KABUL: The Taliban in Afghanistan have not yet shown any sign they are serious about ending their 17-year insurgency despite US efforts to push a fresh peace process, the country´s de facto prime minister told AFP.
Abdullah Abdullah, who serves as “chief executive” of the unity government in Kabul, struck a far more skeptical tone about the prospects of a deal than his political rival, President Ashraf Ghani, and his Western counterparts.
Ghani said earlier this month it was “not a question of if, but when” an agreement would be reached with the Taliban, while the US envoy to the country even raised the possibility of a breakthrough before presidential elections in April.
“Recently there are renewed efforts in terms of the international community and especially the US,” Abdullah told AFP during a wide-ranging interview in Paris that also covered his own political ambitions.
“We are not judging it too prematurely, but I would say that our experience as of now has been that they (the Taliban) have not shown any intention to get seriously engaged in the peace negotiations,” he added.

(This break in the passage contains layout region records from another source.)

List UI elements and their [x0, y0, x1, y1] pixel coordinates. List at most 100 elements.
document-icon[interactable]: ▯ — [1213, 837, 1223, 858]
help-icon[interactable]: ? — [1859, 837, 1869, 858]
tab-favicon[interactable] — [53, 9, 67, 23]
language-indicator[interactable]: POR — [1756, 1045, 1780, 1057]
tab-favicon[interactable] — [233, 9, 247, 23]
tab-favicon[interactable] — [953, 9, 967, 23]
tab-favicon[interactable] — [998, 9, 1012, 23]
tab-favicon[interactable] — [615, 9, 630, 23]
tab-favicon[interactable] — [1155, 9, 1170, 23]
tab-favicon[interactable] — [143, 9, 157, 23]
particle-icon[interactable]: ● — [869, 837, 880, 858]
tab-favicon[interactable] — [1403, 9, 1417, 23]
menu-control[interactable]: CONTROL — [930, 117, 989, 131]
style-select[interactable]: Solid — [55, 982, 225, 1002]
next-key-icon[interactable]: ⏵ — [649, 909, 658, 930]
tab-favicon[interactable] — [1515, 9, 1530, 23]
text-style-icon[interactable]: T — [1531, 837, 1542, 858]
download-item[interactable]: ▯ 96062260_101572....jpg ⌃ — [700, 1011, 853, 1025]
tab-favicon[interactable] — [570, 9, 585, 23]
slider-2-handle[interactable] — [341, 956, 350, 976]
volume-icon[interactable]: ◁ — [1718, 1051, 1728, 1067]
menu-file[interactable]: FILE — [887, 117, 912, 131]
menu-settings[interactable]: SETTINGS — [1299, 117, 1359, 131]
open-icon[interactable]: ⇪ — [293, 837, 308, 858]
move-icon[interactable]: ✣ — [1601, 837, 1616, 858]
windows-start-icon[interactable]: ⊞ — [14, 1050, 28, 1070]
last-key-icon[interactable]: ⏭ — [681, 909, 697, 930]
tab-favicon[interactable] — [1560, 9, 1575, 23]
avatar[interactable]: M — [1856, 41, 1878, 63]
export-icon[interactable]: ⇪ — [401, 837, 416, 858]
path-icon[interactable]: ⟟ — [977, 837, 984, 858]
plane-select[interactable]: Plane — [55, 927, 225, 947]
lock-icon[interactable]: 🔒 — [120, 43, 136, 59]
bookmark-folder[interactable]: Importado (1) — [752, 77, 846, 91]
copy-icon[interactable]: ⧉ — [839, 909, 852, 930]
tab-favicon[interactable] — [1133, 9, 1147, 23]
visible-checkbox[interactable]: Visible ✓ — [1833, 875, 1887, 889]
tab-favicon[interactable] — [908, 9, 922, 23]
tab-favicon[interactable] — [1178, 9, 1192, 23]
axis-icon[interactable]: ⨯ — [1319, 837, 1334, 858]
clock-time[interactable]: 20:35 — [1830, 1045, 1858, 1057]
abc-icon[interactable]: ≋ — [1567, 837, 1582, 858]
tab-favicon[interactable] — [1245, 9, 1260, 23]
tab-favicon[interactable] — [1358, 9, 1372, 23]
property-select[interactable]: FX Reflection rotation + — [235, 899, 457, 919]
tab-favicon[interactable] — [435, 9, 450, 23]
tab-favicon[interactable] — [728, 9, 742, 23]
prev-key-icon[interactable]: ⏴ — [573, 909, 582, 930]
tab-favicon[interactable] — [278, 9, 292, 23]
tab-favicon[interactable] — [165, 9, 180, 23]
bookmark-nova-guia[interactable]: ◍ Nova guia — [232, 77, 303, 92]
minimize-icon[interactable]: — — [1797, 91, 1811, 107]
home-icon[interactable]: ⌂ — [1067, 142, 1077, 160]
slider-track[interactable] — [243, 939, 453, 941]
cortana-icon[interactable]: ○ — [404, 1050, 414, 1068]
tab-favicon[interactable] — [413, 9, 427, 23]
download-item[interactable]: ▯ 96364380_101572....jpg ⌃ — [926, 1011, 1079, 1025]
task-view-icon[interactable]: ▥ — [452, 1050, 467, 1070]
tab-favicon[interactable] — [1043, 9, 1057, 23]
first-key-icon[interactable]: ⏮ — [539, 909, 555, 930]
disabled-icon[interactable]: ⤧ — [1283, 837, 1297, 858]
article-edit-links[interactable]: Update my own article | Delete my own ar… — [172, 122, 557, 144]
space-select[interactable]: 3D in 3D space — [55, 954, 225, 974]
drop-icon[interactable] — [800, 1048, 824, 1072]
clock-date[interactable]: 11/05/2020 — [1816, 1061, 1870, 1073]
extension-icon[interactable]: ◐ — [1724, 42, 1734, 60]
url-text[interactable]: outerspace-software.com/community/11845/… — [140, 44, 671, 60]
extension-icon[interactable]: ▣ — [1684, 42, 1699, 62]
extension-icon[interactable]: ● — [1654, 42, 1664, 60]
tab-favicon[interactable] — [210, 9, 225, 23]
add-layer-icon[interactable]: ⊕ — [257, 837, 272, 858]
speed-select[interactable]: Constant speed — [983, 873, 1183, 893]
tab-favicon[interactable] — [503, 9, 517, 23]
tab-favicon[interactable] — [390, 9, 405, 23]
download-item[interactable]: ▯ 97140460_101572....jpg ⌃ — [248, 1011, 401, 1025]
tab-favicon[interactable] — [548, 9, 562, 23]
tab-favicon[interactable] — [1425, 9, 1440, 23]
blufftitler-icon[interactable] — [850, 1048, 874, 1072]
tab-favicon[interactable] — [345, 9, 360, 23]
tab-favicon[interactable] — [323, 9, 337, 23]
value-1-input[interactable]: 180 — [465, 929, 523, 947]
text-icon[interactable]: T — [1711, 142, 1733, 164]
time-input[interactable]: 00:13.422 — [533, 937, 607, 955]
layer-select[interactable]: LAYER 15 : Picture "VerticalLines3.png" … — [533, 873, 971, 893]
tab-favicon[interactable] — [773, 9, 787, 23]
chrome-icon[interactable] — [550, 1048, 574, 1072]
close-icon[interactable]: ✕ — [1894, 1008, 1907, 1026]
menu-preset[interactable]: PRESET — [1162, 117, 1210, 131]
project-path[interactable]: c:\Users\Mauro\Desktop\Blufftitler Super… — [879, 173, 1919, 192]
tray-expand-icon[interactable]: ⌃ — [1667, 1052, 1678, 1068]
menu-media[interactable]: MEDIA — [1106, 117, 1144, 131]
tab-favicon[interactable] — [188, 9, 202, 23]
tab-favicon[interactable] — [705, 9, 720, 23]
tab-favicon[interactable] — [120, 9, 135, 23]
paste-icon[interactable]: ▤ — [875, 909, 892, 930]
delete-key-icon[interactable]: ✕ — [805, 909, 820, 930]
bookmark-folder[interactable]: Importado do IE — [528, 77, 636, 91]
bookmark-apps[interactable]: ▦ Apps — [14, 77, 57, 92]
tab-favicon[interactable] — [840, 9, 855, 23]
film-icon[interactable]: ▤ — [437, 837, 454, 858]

The comment on Wednesday came after the latest atrocity targeting civilians in Kabul when a bomber killed 55 people at a banquet hall at a ceremony to mark the birthday of Holy Prophet Muhammad (Peace Be Upon Him).
Abdullah, a political veteran of the fight against Soviet forces in the 1980s and Taliban rule in the 90s, called it “beyond comprehension.”
Beleaguered Afghan security forces are also suffering an unprecedented level of casualties across the country where the Taliban and the Islamic State group are stepping up attacks.